REFLEXÕES SOBRE A PATOLOGIZAÇÃO E MEDICALIZAÇÃO DA INFÂNCIA

Esse post que tem como objetivo discutir a patologização e medicalização em grande escala das crianças nasce do meu desejo como psicóloga, psicanalista e mãe de problematizar essa questão convidando pais, educadores e pessoas interessadas na infância e refletir sobre essa questão.

 

Está cada vez mais comum encontrar crianças que portam algum tipo de transtorno, sendo os mais comuns o TDAH (Transtorno de Déficit de Atenção com Hiperatividade), o Transtorno Opositor Desafiador, que acomete crianças com dificuldade intensa em conviver socialmente com sua família ou com figuras de autoridade, e o Autismo. Segundo reportagem da Revista Veja de julho de 2017, embora a causa do autismo ainda seja enigmática, estima-se que a cada 68 crianças uma é afetada pelo transtorno, cuja característica principal é a dificuldade de socialização e comunicação.

 

 

De fato, os avanços científicos vêm facilitando o diagnóstico de transtornos mentais como o autismo e o tratamento do mesmo. No entanto, me pergunto se estes números são reais ou se está havendo uma banalização desses diagnósticos.

 

 

Desde o advento do DSM-V (Manual da Psiquiatria), comportamentos típicos da infância considerados normais, como a agitação, a distração e a timidez foram transformados em sintoma de algum transtorno, o que vem acarretando o encaminhamento maciço de crianças para os neurologistas e psiquiatras infantis.

 

Esses encaminhamentos acontecem principalmente por parte dos educadores das escolas que, ao detectar na criança um comportamento que causa um transtorno no ambiente escolar ou que se opõe ao que se espera dela em uma determinada fase do desenvolvimento, orienta os pais a buscar um especialista com o intuito de suprir tal comportamento. O que, com raras exceções, resulta na patologização desse comportamento e medicalização da criança.

 

 

Outro fator que também contribui para a patologização e medicalização das crianças em grande escala é o fato de vivermos em uma sociedade que vem desrespeitando a infância, as particularidades e o tempo de cada criança. Existe hoje por parte dos pais uma preocupação exacerbada com o futuro da criança. Por isso, está cada vez mais comum encontrar crianças com agendas lotadas e com pouco tempo para brincar e desfrutar de uma das fases mais importantes e significativas da vida, a infância.

 

Exigimos delas foco, obediência, disciplina, atenção e, sobretudo, produtividade.

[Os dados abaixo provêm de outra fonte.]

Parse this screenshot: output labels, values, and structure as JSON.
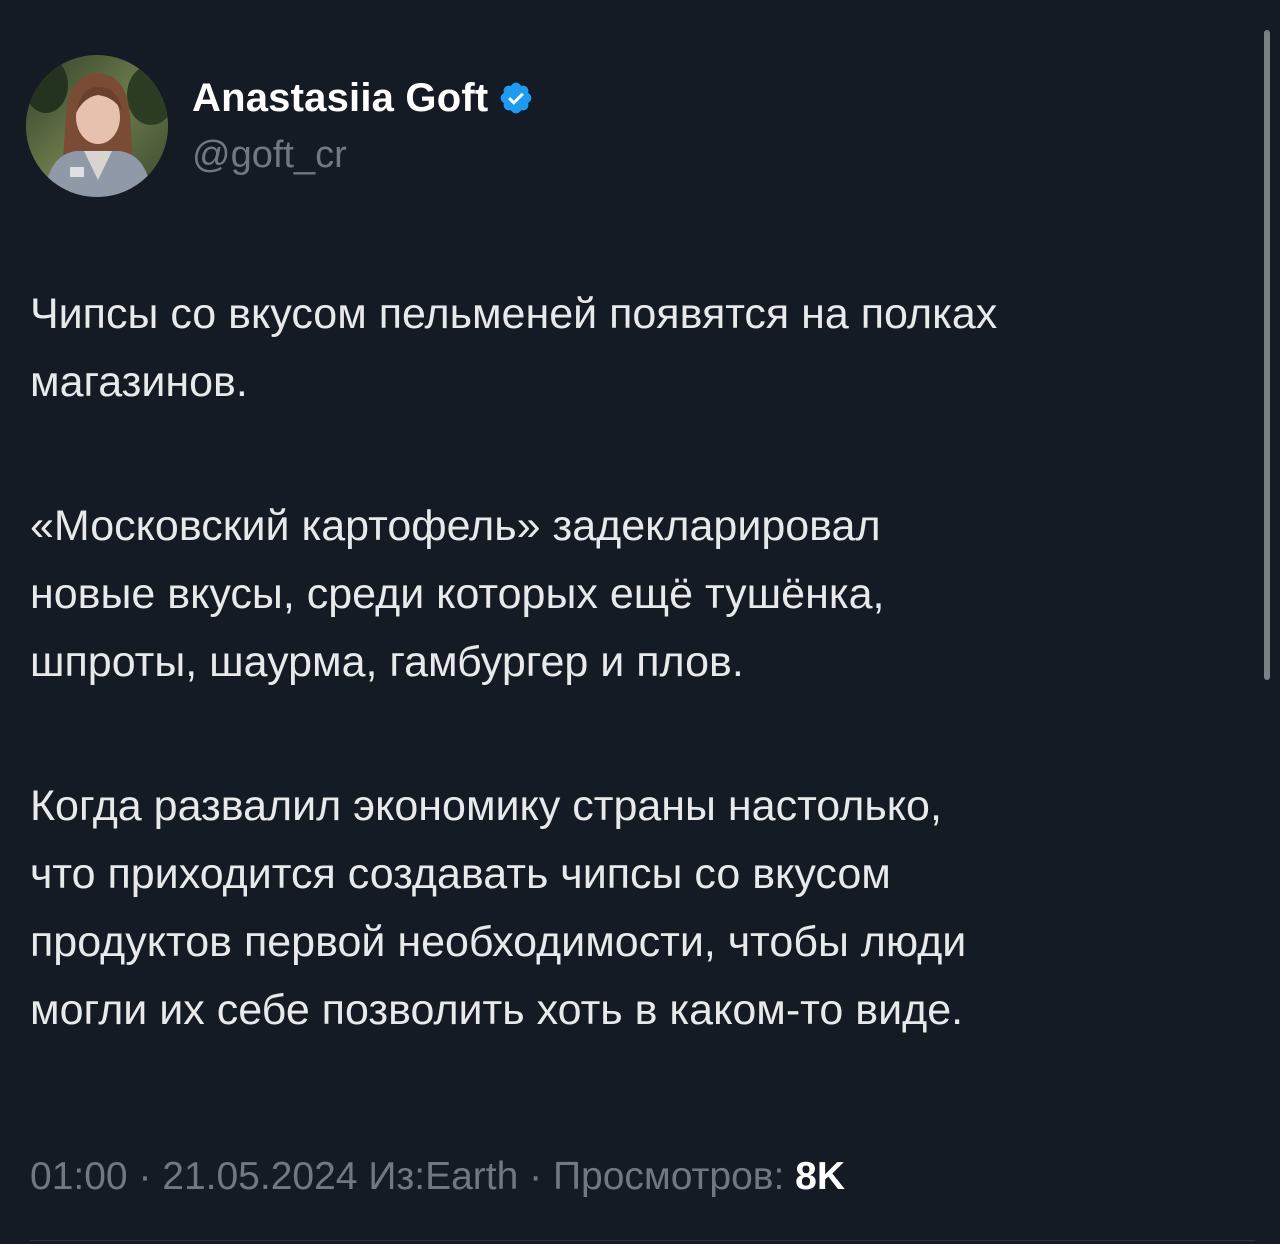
{
  "author": {
    "display_name": "Anastasiia Goft",
    "handle": "@goft_cr",
    "verified_icon": "verified-badge-icon",
    "verified_color": "#1d9bf0"
  },
  "tweet": {
    "paragraphs": [
      "Чипсы со вкусом пельменей появятся на полках\nмагазинов.",
      "«Московский картофель» задекларировал\nновые вкусы, среди которых ещё тушёнка,\nшпроты, шаурма, гамбургер и плов.",
      "Когда развалил экономику страны настолько,\nчто приходится создавать чипсы со вкусом\nпродуктов первой необходимости, чтобы люди\nмогли их себе позволить хоть в каком-то виде."
    ]
  },
  "meta": {
    "time": "01:00",
    "separator": " · ",
    "date": "21.05.2024",
    "source": "Из:Earth",
    "views_label": "Просмотров:",
    "views_count": "8K"
  },
  "colors": {
    "background": "#151b24",
    "text": "#e7e9ea",
    "muted": "#6f7983"
  }
}
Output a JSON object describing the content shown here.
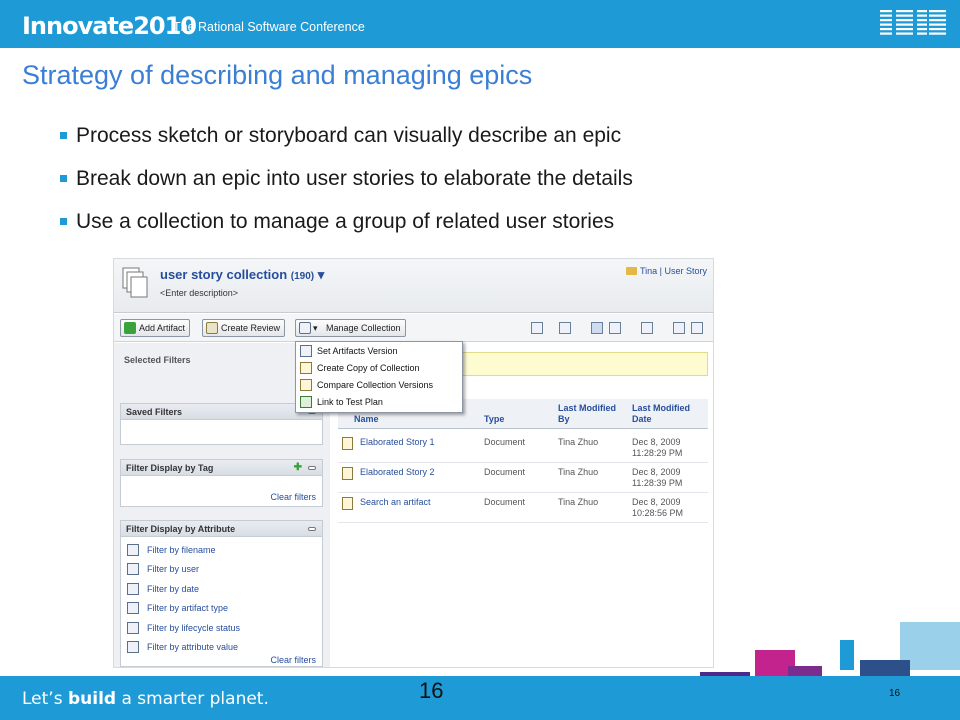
{
  "header": {
    "brand_main": "Innovate",
    "brand_year": "2010",
    "conference": "The Rational Software Conference",
    "logo_text": "IBM"
  },
  "slide": {
    "title": "Strategy of describing and managing epics",
    "bullets": [
      "Process sketch or storyboard can visually describe an epic",
      "Break down an epic into user stories to elaborate the details",
      "Use a collection to manage a group of related user stories"
    ],
    "page_number": "16",
    "page_number_small": "16"
  },
  "footer": {
    "tagline_pre": "Let’s ",
    "tagline_bold": "build",
    "tagline_post": " a smarter planet."
  },
  "app": {
    "collection_title": "user story collection",
    "collection_count": "(190)",
    "description": "<Enter description>",
    "user_link": "Tina | User Story",
    "toolbar": {
      "add_artifact": "Add Artifact",
      "create_review": "Create Review",
      "manage_collection": "Manage Collection"
    },
    "menu": [
      "Set Artifacts Version",
      "Create Copy of Collection",
      "Compare Collection Versions",
      "Link to Test Plan"
    ],
    "left": {
      "selected_filters": "Selected Filters",
      "saved_filters": "Saved Filters",
      "filter_by_tag": "Filter Display by Tag",
      "filter_by_attribute": "Filter Display by Attribute",
      "clear_filters": "Clear filters",
      "attribute_items": [
        "Filter by filename",
        "Filter by user",
        "Filter by date",
        "Filter by artifact type",
        "Filter by lifecycle status",
        "Filter by attribute value"
      ]
    },
    "table": {
      "headers": [
        "Name",
        "Type",
        "Last Modified By",
        "Last Modified Date"
      ],
      "rows": [
        {
          "name": "Elaborated Story 1",
          "type": "Document",
          "by": "Tina Zhuo",
          "date": "Dec 8, 2009",
          "time": "11:28:29 PM"
        },
        {
          "name": "Elaborated Story 2",
          "type": "Document",
          "by": "Tina Zhuo",
          "date": "Dec 8, 2009",
          "time": "11:28:39 PM"
        },
        {
          "name": "Search an artifact",
          "type": "Document",
          "by": "Tina Zhuo",
          "date": "Dec 8, 2009",
          "time": "10:28:56 PM"
        }
      ]
    }
  },
  "colors": {
    "brand_blue": "#1e9bd6",
    "title_blue": "#3a7fd5",
    "link_blue": "#274e9c"
  }
}
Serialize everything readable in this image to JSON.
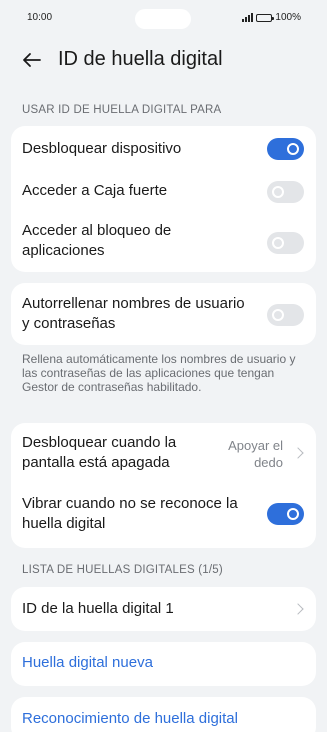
{
  "status": {
    "time": "10:00",
    "battery": "100%"
  },
  "header": {
    "title": "ID de huella digital"
  },
  "section_use": {
    "label": "USAR ID DE HUELLA DIGITAL PARA"
  },
  "use_items": [
    {
      "label": "Desbloquear dispositivo",
      "enabled": true
    },
    {
      "label": "Acceder a Caja fuerte",
      "enabled": false
    },
    {
      "label": "Acceder al bloqueo de aplicaciones",
      "enabled": false
    }
  ],
  "autofill": {
    "label": "Autorrellenar nombres de usuario y contraseñas",
    "enabled": false,
    "hint": "Rellena automáticamente los nombres de usuario y las contraseñas de las aplicaciones que tengan Gestor de contraseñas habilitado."
  },
  "screen_off": {
    "label": "Desbloquear cuando la pantalla está apagada",
    "value": "Apoyar el dedo"
  },
  "vibrate": {
    "label": "Vibrar cuando no se reconoce la huella digital",
    "enabled": true
  },
  "section_list": {
    "label": "LISTA DE HUELLAS DIGITALES (1/5)"
  },
  "fingerprints": [
    {
      "label": "ID de la huella digital 1"
    }
  ],
  "new_fingerprint": {
    "label": "Huella digital nueva"
  },
  "recognition": {
    "label": "Reconocimiento de huella digital"
  },
  "colors": {
    "accent": "#2e6fdb",
    "background": "#f1f3f5",
    "card": "#ffffff"
  },
  "icons": {
    "back": "arrow-left-icon",
    "chevron": "chevron-right-icon",
    "signal": "signal-icon",
    "battery": "battery-icon"
  }
}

Com isso, nos tornamos intolerantes. Diante de um comportamento que não atenda a esses requisitos, buscamos extingui-lo, sem se perguntar sobre a causa deste comportamento.

 

Como psicóloga e psicanalista com experiência na clínica com criança posso afirmar que grande parte dos comportamentos e sintomas apresentados por elas estão relacionados  a algum conflito ou dificuldade vivenciado no âmbito familiar, escolar ou em outros contextos. Uma criança agitada, por exemplo, nem sempre é uma criança hiperativa. Essa agitação pode ser a forma que ela encontrou de comunicar para as pessoas com as quais ela convive que ela está sofrendo, ou de lidar com algo que lhe afeta, ainda que ela não tenha consciência disso.

 

São estes conflitos que muitas vezes não são levados em consideração ou escutados não só pela dificuldade dos pais de lidar com os impasses vivenciados pela criança, uma vez que não é simples deparar-se com a angústia de um filho, mas também porque vivemos hoje em uma sociedade em que os adultos têm pouca tolerância para o sofrimento.

 

Diante da dor, da dúvida, das incertezas e contradições que são inerentes à condição humana, afinal, ninguém passa ileso pela vida, eles tendem a buscar meios de se livrar desses sentimentos, anestesiando a dor. Assim, ao invés de buscar uma explicação para o seu sofrimento, medicam a dor e colocam o problema debaixo do tapete, adiando seu enfrentamento.

 

Por isso, me pergunto se estamos fazendo o mesmo com nossas crianças quando patologizamos comportamentos e sintomas que revelam que algo não vai bem com ela, silenciando seu sofrimento com medicamentos, deixando, assim, de escutá-las.  Afinal, as crianças não são seres destituídos de conflitos e assim como nós, adultos, elas também sofrem e tem o que dizer do seu sofrimento!